Text analytics and beyond
Quite a few companies have been working on software products that operate on data that has no schema and is heterogeneous. Cognitive technology from Coseer is being used to build a database for a company that deals with healthcare products. The company managed 10 million SKUs representing healthcare products. “There was no standardized product database,” says Praful Krishna, CEO of Coseer, “and about 35 million PDF documents were in the company’s files or posted on the Web. No table of attributes had been created, so searching for the right product or comparing different products was extremely difficult.”
Coseer’s software ingested that diverse collection of unstructured content, which included product brochures, catalogs, surgical protocols and white papers. It detected patterns in the content that enabled it to create metatags and organize the information. “After going through this process, we are able to determine when one SKU is very similar to another one that may, for example, be much cheaper,” Krishna says. “Analyzing this much content with absolutely no structure is impossible to do without cognitive processing of text.”
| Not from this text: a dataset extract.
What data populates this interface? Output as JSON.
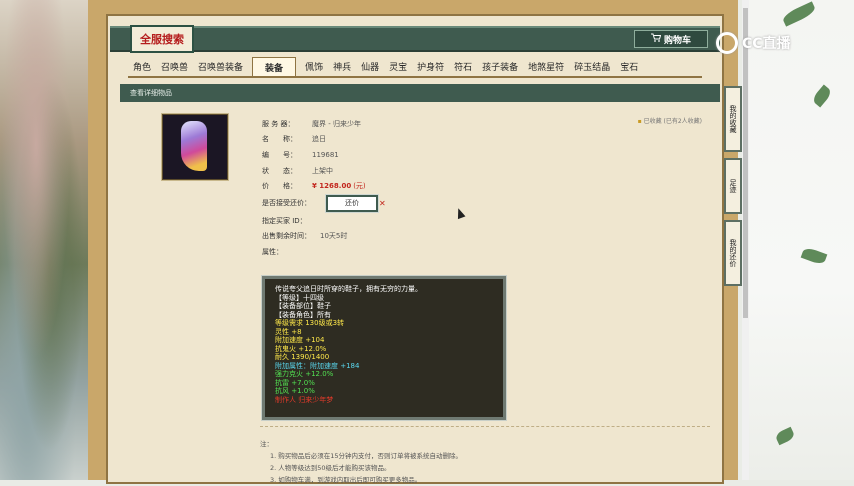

The resulting database allows executives to find all the potential candidates, focus on certain attributes and help the care providers make better choices regarding products that meet their needs. “This project uses a model developed specifically for the domain,” Krishna explains, “and it took several months to train the system. But at the end, the results are more accurate than those for a sample categorized by humans, and the fill rate for identifying attributes was 12 percent higher.”